In recent years, Kenya has not exactly had a glowing reputation when it comes to religious openness. Even before the religious terrorist group al-Shabaab began its campaign of brutal violence and kidnapping, the relationship between Kenya’s Christian and Muslim populations wasn’t exactly rosy, Antonia Blumberg reports for the Huffington Post. However, by visually binding the country’s houses of worship together, a project called “Colour in Faith” hopes to help bring these communities together in spite of attempts to sow discord.

“Kenya has had a long established culture of religious acceptance, tolerance, accommodation and exchange,” organizer Yazmany Arboleda tells Claire Voon for Hyperallergic. “These cultures are being undermined by an infusion of hardline interpretations of faith and the deepening of a global identity based on media stories about division, terrorist attacks, and insecurity.

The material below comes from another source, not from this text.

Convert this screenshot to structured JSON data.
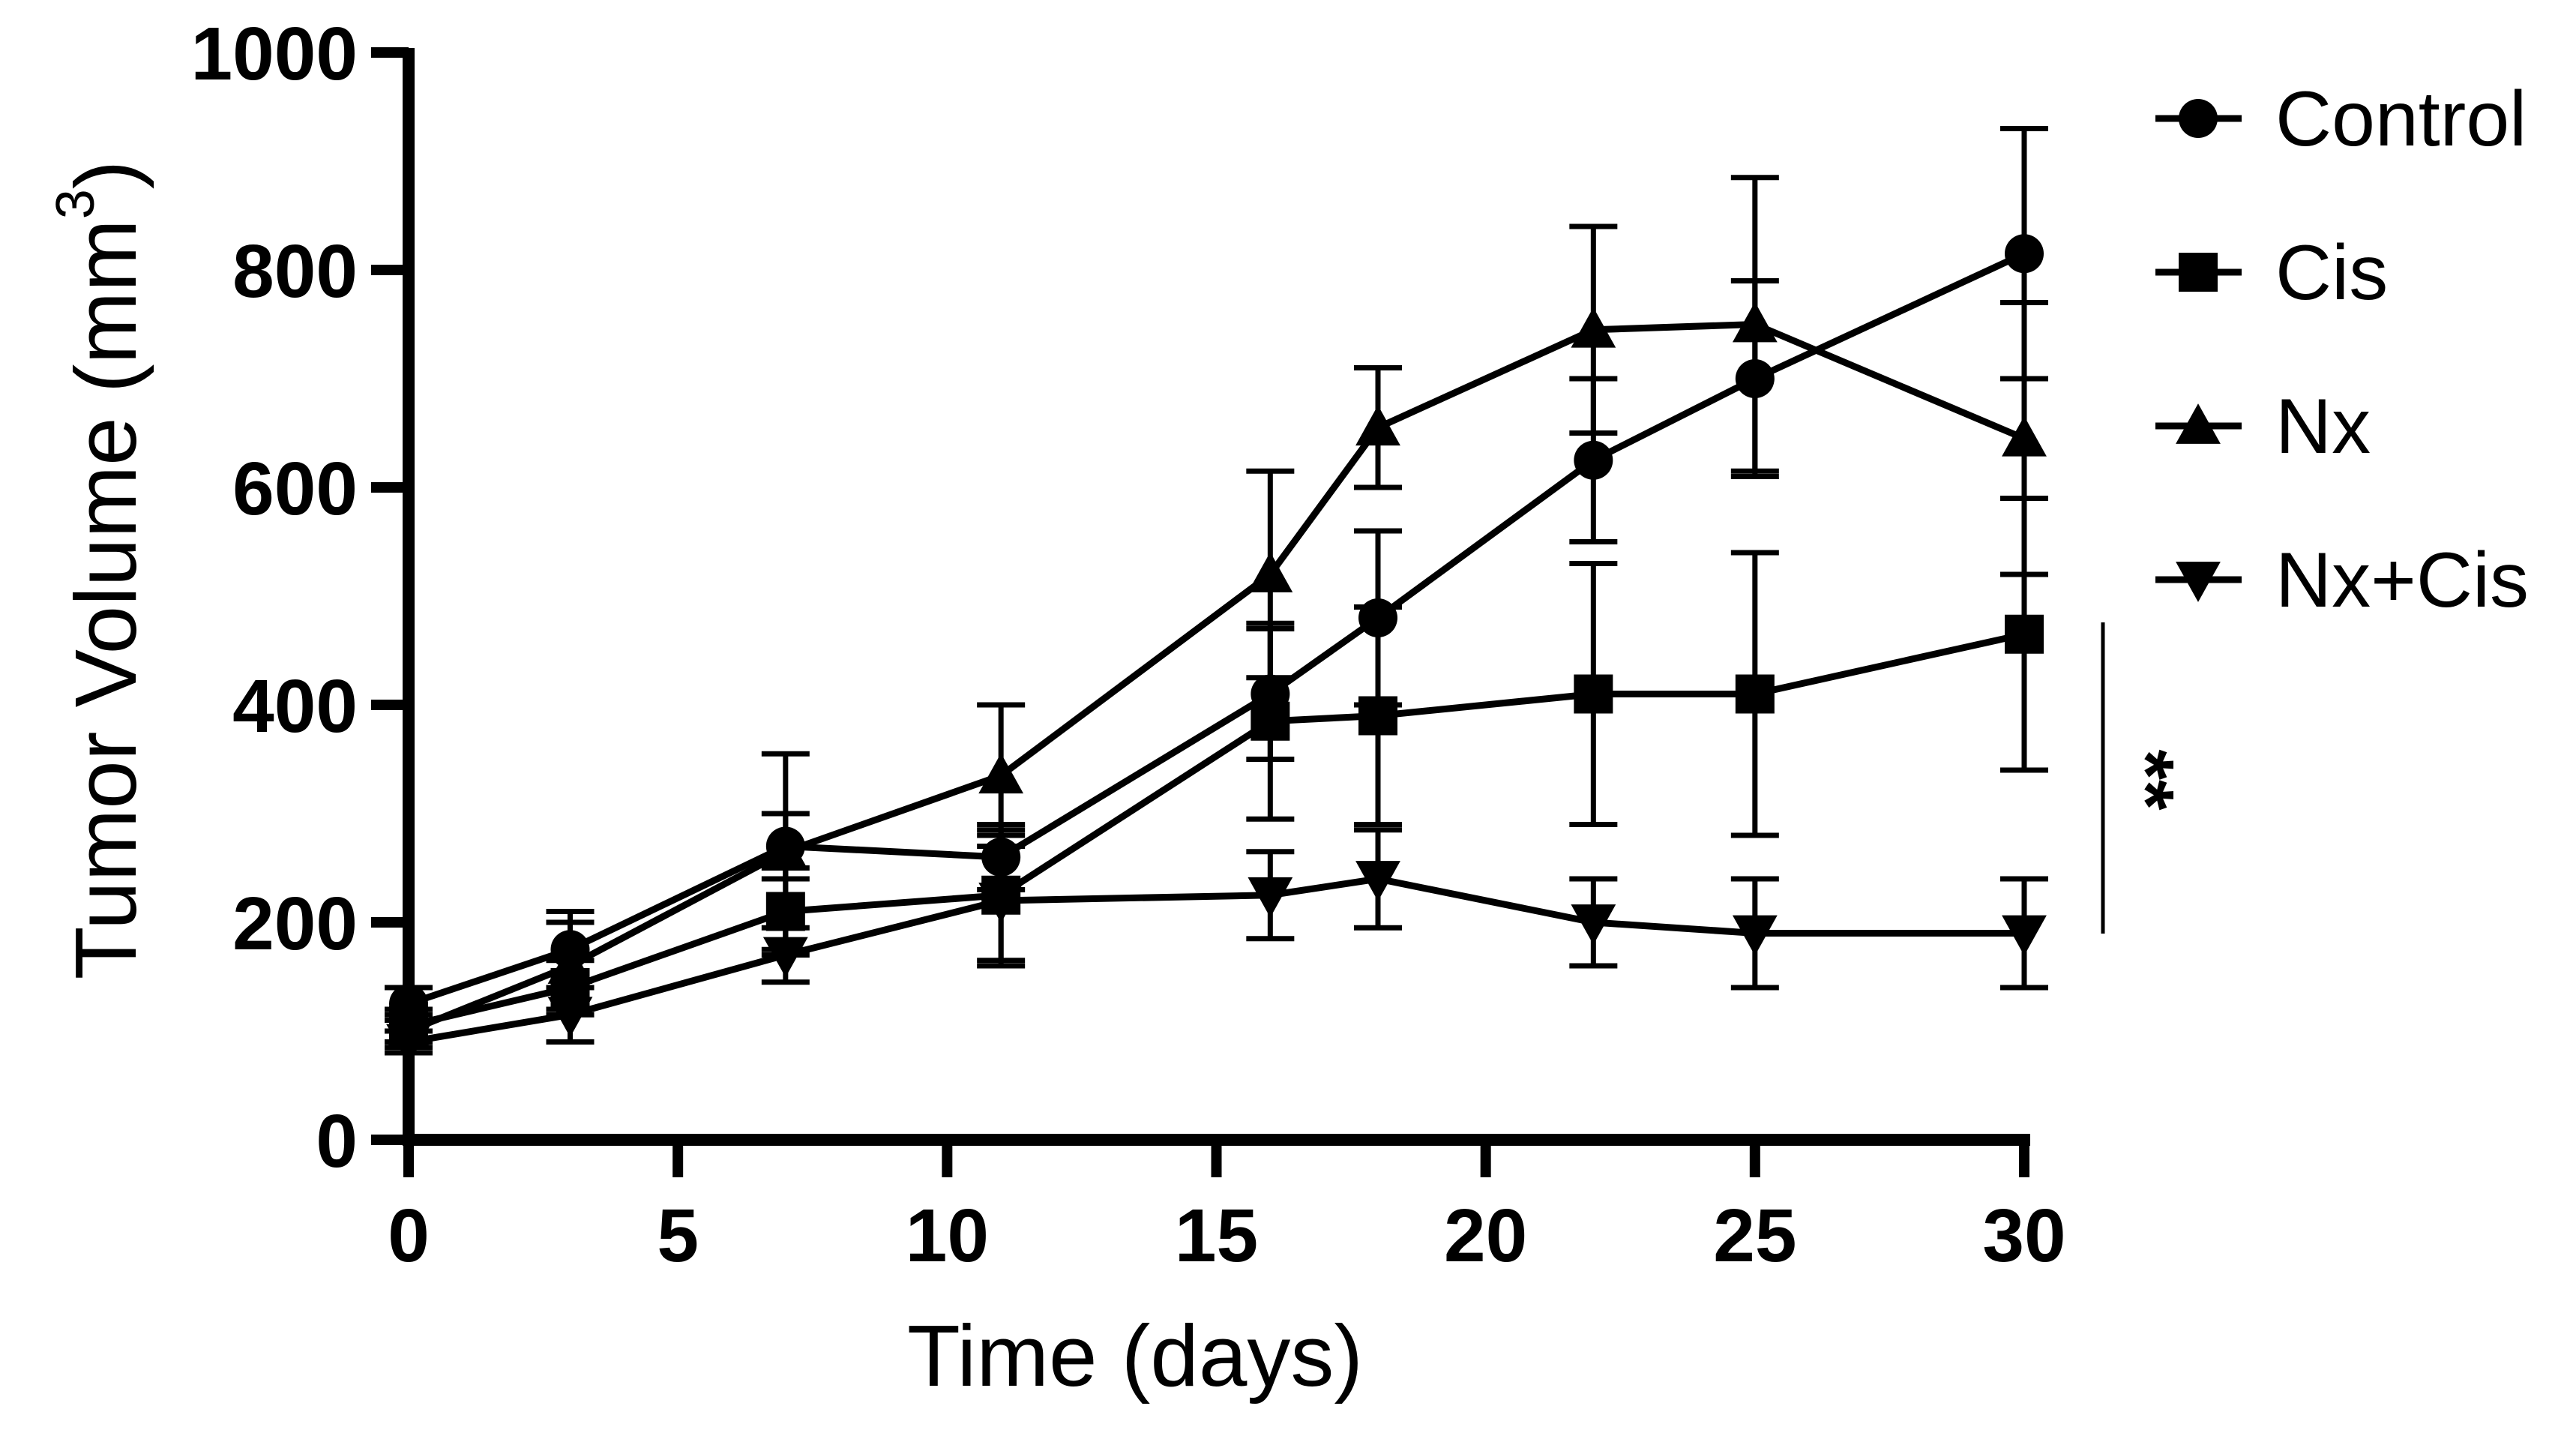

The risk is a cultural confusion that would have agents of insecurity succeed in dividing these societies.”

Kenya’s population is mostly Christian with a significant Muslim minority, but those aren’t the only religions practiced in the country. In addition to mosques and churches, Arboleda and his volunteers have also painted Hindu temples and Jewish synagogues bright yellow, Voon reports.

"The yellow color symbolizes our openness. It indicates that we can work together as people of faith," Reverend Albert Woresha Mzera, who runs the freshly yellow-painted Holy Trinity Anglican in Nairobi’s Kibera slums, tells Fredrick Nzwili for the Houston Chronicle. "Kibera has been a hot spot of ethnic violence and we are now using this action to steer for peace."

While Arboleda has had plenty of religious institutions turn down his offer to give them a fresh coat of bright yellow paint, the ones who have accepted have gone in whole hog. The group frequently gets as many as 70 volunteer at a time, many from religions other than whatever building they are painting that day. Mzera says the project has brought his own congregation closer with muslim worshippers from the nearby Jeddah Mosque Kambi. After the two communities helped paint each other’s house of worship, the two groups have come together in prayer as well, Nzwili reports.

"Yellow is neutral and is the color of the sun. It reflects on everyone," Jeddah Mosque Kambi’s imam, Sheikh Yusuf Nasur Abuhamza, tells Nzwili. "Muslims painted the Anglican church and Christians painted the mosque. By painting together, the faithful share love and unite the people."

While Arboleda has so far focused on Nairobi and Kenya, he hopes that other regions experiencing religious conflict will pick up the idea as well, Voon reports. It's a simple concept, but by painting religious institutions the same color, he wants people to see just how much they all share in common.